DETROIT – Workers and retirees approved pension cuts in Detroit’s bankruptcy by a landslide, the city reported Monday, a crucial step to emerging from the largest municipal insolvency in U.S. history.
The city disclosed results from two months of balloting, which ended July 11. Judge Steven Rhodes still must hold a trial in August to determine if Detroit’s overall bankruptcy plan is fair and feasible to all creditors, from Wall Street to Main Street, but support from retirees is vital.
“It’s clearly a victory for the city,” said Anthony Sabino, a bankruptcy expert who teaches business law at St. John’s University in New York. “It will pave the way for a confirmation hearing. Detroit will be able to move forward, not with absolute financial certainty but far more than Detroit has enjoyed in decades.”
General retirees would get a 4.5 per cent pension cut and lose annual inflation adjustments. They accepted the changes with 73 per cent of ballots in favour. Retired police officers and firefighters would lose only a portion of their annual cost-of-living raise. Eighty-two per cent in that class voted “yes.”
The counting was done by a private company.
Approval of the pension changes triggers an extraordinary $816 million bailout from the state of Michigan, foundations and the Detroit Institute of Arts. The money would prevent the sale of city-owned art and avoid deeper pension cuts. The judge, however, still must agree.
“It’s absolutely unprecedented in a bankruptcy,” Sabino said.
There are tens of thousands of creditors in Detroit’s $18 billion bankruptcy, from bond holders to businesses that provide soap, but much of the focus of the last year has been on the roughly 32,000 retirees and current and former workers banking on a pension. They have put a real and often anguished face on the process.
The average annual pension for police and fire retirees is $32,000, while most other retired city workers get $19,000 to $20,000. Detroit emergency manager Kevyn Orr has said pension changes are unfortunate but necessary because two funds are underfunded by billions. If investment performance improves in the years ahead, he said, the cuts could be restored.
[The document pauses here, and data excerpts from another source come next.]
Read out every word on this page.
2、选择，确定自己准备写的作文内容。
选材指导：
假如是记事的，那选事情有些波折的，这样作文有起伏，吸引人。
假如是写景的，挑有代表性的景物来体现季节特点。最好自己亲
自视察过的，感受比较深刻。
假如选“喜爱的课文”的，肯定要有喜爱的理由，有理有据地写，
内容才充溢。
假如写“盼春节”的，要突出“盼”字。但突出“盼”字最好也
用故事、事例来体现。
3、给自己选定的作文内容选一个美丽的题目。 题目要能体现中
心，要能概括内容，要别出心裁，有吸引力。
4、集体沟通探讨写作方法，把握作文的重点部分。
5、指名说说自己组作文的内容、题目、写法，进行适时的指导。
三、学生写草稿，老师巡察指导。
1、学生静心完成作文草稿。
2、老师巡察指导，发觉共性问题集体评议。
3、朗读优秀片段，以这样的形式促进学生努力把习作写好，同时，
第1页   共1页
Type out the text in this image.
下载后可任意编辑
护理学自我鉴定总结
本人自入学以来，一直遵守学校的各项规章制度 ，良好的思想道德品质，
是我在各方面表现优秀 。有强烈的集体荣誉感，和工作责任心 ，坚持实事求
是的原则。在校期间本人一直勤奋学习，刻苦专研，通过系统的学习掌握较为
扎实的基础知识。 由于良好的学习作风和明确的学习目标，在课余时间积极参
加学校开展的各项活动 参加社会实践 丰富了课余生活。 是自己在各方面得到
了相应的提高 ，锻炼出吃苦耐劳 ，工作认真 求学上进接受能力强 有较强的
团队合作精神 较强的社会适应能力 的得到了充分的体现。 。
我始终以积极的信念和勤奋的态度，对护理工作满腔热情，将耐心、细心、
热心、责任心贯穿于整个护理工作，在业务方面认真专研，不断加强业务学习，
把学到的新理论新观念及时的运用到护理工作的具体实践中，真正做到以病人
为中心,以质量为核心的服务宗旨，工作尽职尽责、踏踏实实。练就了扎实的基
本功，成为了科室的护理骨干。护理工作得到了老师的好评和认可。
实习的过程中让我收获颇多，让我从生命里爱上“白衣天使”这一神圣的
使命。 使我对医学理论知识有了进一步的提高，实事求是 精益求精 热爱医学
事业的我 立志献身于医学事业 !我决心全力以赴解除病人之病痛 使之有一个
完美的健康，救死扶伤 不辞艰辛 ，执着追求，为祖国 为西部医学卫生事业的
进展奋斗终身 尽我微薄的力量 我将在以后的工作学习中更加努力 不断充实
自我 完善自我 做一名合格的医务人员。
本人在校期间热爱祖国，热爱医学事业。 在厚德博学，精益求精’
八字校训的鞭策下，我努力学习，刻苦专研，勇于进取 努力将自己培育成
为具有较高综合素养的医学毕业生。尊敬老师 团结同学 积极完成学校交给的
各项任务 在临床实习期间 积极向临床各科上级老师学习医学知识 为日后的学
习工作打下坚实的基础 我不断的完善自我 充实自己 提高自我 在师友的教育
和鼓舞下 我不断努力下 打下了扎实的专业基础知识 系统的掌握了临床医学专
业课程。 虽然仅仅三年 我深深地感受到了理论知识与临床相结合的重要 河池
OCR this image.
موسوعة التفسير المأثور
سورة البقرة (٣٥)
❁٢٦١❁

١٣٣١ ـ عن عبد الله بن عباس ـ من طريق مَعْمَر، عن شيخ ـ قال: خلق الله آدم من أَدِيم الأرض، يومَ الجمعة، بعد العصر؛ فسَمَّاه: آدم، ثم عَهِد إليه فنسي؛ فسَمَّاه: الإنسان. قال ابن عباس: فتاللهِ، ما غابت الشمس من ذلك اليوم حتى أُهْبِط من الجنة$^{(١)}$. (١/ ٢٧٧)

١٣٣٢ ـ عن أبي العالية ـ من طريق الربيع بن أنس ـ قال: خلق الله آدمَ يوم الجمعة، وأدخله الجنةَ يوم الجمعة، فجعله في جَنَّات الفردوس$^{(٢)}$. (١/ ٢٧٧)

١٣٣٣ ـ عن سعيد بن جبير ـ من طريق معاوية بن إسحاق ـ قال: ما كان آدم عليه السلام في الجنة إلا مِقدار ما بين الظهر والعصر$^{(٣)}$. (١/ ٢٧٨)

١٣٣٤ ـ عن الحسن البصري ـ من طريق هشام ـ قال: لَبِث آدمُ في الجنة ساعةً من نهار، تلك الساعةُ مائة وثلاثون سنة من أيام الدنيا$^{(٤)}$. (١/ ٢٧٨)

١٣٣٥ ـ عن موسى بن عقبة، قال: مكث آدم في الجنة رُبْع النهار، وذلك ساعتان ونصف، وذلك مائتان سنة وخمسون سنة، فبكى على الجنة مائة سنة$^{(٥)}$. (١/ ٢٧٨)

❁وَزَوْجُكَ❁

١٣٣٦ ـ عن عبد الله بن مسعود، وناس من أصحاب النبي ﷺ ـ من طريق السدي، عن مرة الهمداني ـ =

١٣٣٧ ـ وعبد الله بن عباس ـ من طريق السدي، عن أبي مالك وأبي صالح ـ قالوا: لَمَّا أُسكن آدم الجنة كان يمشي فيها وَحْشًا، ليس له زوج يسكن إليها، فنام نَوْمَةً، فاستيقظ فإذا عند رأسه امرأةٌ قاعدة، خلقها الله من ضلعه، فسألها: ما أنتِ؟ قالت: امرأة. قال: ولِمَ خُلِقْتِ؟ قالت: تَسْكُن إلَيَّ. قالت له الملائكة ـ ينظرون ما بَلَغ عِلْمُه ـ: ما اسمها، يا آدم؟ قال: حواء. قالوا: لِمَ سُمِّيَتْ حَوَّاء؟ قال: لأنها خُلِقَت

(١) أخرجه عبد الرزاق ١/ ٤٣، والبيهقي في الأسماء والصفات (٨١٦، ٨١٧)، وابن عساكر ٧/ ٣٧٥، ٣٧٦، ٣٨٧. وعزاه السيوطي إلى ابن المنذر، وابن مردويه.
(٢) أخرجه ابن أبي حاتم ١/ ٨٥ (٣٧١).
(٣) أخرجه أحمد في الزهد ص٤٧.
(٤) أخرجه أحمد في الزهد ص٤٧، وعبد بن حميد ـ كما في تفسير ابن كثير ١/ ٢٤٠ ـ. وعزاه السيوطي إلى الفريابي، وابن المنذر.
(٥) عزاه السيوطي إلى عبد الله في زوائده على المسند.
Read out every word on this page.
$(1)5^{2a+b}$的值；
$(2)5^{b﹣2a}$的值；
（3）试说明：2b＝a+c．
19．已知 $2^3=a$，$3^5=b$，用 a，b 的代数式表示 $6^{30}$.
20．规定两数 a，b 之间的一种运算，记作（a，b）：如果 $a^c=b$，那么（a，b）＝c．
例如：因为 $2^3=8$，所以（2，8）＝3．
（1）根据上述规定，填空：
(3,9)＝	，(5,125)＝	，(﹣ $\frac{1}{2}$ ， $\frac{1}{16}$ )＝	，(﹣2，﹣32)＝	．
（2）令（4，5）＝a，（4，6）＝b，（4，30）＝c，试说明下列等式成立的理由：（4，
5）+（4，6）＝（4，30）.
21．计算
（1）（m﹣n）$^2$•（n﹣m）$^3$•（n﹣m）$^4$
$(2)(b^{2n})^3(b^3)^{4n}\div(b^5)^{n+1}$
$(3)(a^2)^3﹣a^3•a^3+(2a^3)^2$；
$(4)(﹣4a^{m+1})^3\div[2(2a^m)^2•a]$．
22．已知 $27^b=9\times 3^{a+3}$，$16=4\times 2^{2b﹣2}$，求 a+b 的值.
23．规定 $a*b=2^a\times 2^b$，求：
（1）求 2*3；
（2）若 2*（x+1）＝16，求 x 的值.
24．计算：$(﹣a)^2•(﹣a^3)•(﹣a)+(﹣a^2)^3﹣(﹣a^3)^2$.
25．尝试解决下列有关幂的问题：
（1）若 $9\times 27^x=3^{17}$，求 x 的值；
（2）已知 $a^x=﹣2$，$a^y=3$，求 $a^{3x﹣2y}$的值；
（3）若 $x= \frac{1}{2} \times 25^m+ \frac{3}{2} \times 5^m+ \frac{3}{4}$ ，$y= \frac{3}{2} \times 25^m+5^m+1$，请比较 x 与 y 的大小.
“I want to thank city retirees and active employees who voted for casting aside the rhetoric and making an informed positive decision about their future and the future of the city,” Orr said in a statement late Monday.
Many organizations, including the leaders of retiree groups, had urged a “yes” vote, insisting it was the best option under tough circumstances. But Dorothy Baker, 64, disagreed. Besides the pension cut, the library retiree who lives in suburban St. Clair Shores would lose a portion of her annuity earnings.
“Don’t they sell assets in bankruptcy? They haven’t sold any assets. There are parking garages and golf courses,” said Baker, who worked for Detroit for nearly 39 years.
The Michigan Constitution says public pensions can’t be cut, but Rhodes, in his most significant decision in the case, said in December that federal bankruptcy law trumps that shield. It was a groundbreaking opinion that could influence local governments across the country that go broke.
Michigan Attorney General Bill Schuette believes Rhodes is wrong, but he said Monday he won’t appeal now that retirees have voted for the cuts.
“I will respect their decision,” he said in a statement.
Separately on Monday, a Boston-based restructuring expert hired to advise the judge said Detroit’s overall bankruptcy plan is “feasible,” a key standard at the upcoming trial. But Marti Kopacz warned that antiquated computer systems, a pledge to spend more than $1 billion to improve services after bankruptcy and a “cultural malady” among workers all will be challenges.
“There are … employees who don’t grasp that their job is to provide a service to the taxpayers versus the taxpayers owing them a job,” Kopacz said in a report.